The Kennedy the clinics hope for may be persuaded by the AMA’s position that such restrictions endanger women by making legal abortion harder to access. (The influential group initially supported the Partial Birth Abortion Ban, the law at issue in Carhart. But an independent inquiry found the move to have been made improperly as part of a political deal.)

“The AMA is a somewhat stodgy institution, and they haven’t always been willing to take positions in cases involving abortion,” said Priscilla Smith, a scholar at Yale Law School who argued the Carhart case before the court. “That they’re doing so here demonstrates how extreme these regulations are.” Several district courts, including the one in Texas, as well as in Alabama and Wisconsin, have held after a trial that the state’s evidence in support of the regulations relied on discredited sources.

The best case scenario for the clinics is that Kennedy is still attached to another aspect of Casey, which holds that a state can only try to talk women out of abortions, not stop them from getting them altogether.
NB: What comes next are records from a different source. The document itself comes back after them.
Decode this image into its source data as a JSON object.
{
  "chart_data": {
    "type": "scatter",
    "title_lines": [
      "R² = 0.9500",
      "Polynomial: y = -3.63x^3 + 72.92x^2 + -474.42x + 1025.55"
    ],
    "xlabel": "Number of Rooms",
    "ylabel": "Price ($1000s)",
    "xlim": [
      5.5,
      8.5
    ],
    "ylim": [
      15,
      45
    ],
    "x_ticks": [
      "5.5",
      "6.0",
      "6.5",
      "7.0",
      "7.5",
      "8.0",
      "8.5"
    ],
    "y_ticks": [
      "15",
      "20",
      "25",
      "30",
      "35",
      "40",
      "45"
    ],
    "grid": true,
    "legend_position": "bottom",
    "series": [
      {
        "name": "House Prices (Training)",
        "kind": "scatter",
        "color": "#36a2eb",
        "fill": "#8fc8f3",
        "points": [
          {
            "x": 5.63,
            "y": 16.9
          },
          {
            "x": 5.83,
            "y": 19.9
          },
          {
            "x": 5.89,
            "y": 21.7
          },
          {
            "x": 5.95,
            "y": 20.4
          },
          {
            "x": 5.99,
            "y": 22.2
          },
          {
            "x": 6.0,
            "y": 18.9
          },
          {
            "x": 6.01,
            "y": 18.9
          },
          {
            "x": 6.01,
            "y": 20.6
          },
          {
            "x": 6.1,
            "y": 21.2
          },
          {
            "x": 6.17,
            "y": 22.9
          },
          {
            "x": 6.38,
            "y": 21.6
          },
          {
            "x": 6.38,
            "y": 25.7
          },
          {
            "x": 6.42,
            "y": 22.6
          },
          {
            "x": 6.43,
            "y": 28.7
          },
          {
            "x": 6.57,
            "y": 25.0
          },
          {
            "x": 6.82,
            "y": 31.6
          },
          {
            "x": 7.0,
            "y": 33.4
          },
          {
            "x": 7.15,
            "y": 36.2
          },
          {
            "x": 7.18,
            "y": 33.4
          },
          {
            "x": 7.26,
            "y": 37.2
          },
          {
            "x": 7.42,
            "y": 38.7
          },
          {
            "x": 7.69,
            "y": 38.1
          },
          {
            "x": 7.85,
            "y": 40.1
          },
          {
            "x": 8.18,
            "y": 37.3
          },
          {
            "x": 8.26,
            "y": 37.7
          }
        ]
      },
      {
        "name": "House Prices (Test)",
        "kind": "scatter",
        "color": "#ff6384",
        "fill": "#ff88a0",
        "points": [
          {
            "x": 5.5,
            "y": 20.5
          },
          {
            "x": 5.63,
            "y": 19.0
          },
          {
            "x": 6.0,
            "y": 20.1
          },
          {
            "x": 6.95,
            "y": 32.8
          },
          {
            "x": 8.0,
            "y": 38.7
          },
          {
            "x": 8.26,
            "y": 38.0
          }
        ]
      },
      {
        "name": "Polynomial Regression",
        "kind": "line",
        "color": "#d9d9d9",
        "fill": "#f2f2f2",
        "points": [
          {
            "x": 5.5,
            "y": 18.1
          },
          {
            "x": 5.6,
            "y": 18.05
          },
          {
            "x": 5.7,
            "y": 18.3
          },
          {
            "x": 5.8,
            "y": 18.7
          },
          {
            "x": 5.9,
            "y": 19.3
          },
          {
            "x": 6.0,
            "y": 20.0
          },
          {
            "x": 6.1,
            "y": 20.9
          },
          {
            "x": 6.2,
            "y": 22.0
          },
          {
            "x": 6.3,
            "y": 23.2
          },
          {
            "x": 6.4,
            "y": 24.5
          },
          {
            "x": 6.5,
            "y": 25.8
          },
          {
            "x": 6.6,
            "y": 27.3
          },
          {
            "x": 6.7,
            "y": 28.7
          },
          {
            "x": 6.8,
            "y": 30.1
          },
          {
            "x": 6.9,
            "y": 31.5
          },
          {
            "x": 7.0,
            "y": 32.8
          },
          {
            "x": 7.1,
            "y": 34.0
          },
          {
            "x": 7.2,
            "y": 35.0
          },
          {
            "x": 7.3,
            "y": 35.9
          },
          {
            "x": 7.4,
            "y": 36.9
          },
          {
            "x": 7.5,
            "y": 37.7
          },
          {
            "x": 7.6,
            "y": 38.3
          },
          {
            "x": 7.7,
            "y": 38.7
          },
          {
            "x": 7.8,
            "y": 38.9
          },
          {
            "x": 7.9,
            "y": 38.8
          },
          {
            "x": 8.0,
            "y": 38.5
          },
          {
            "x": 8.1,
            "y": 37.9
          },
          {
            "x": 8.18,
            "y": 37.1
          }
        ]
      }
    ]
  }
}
A decade ago, in Gonzales v. Carhart, Kennedy emphasized that the court wasn’t overturning Casey, which is why Texas hasn’t officially asked him to do so this time around.

But as Cornell law professor Michael Dorf pointed out, the standard that Texas argues the court should apply to abortion is actually what the dissenters in Casey wanted.

One of those dissenters, of course, was Scalia.

He wrote then that he did not understand what the “undue burden” standard even meant. He predicted it would "prove hopelessly unworkable in practice." As appeals courts across the country split on the laws at issue in Whole Woman’s Health, even Scalia’s usual opponents could get behind that one.

For now, each side has to convince Kennedy that "undue burden" means their side prevails — at least until the prospect of a ninth justice becomes reality.